Bab 1 = Bertemu di Cafe

201 48 8
                                    

Cora Darcy
{location at hospital}

Vikcy kalau sakit pasti minta yang aneh-aneh. Dimulai dari minta makanan pedas sampai ingin memakan eskrim mint choco. Aku menolak permintaan Vicky bukan karena dia sedang sakit tetapi karena dia meminta makanan yang buat dirinya sakit.

"Gak boleh makan pedas, gak ada mie, gak ada lagi junk food sebelum kamu sehat," ujarku yang lagi melipatkan kedua tanganku di bawah dada. Vicky cemberut mendengarnya. "Yaudah kalau gitu aku telpon Bang Asa bawain burger king,"

"Gak boleh ribetin adek tingkat ku, dia bukan siapa-siapa kita," jelasku. Aku dan Asa berteman karena kami satu divisi klub debat. Karena aku (dengan jujur kubilang) ini kurang ajar, biasanya aku menyuruh Asa buat mengambil buku-buku untuk jadi bahan referensi kami. Makanya Vicky merasa Asa itu bisa diandalkan.

Tapi masalahnya aku tidak akan meminta bantuan Asa dalam situasi seperti ini. Asa jadi pembantu disaat terpenting saja. Kalau masalah begini, aku masih bisa mengatasinya.

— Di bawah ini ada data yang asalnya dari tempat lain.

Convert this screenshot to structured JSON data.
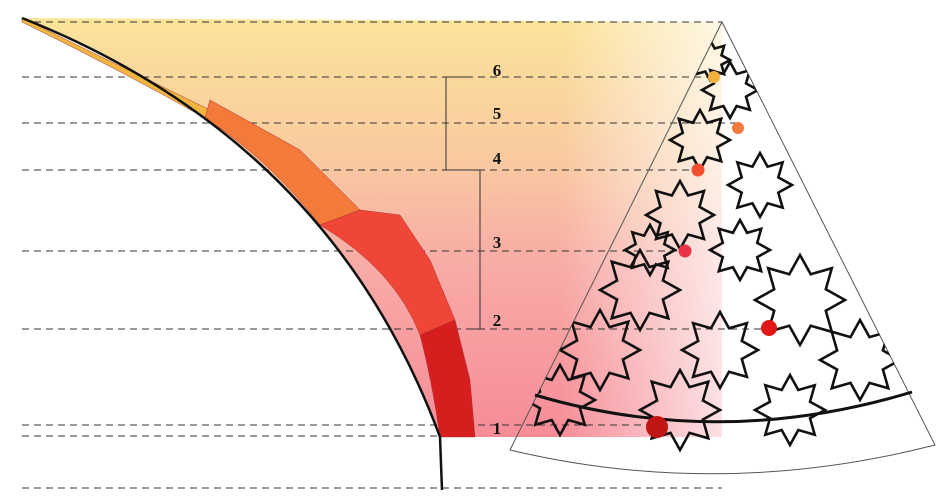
{
  "labels": [
    "1",
    "2",
    "3",
    "4",
    "5",
    "6"
  ]
}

"Selain junk food coba, atau mau aku ambilkan makanan di cafe rumah sakit? Pasti dijamin empat sehat lima sempurna, kamu disini aja nonton teserah yang jelas aku bakal balik ngambil makanan," mendengar ajuan dariku, Vicky berpikir  lagi. Adikku ini tidak suka kesepian, apalagi dia sekarang sedang tidak bisa melihat ponsel karena perutnya masih tidak nyaman (meskipun tidak ada hubungannya).

"Boleh telpon Bang Asa?"

Huh, dasar Vicky gadis remaja yang suka sama adik tingkatku yang ganteng.

"Aku suruh Asa ke sini tapi ingat, jangan suruh Asa yang berlebihan ya. Dia bukan babu,"

"Iya kakak ku sayang, makasih karena udah ambil makanan," senyumnya kepadaku membuat diriku yang lebih tua ini keluar dari kamar inap Vicky. Aku turun melalui lift menuju cafe yang aku ceritakan kepada Vicky.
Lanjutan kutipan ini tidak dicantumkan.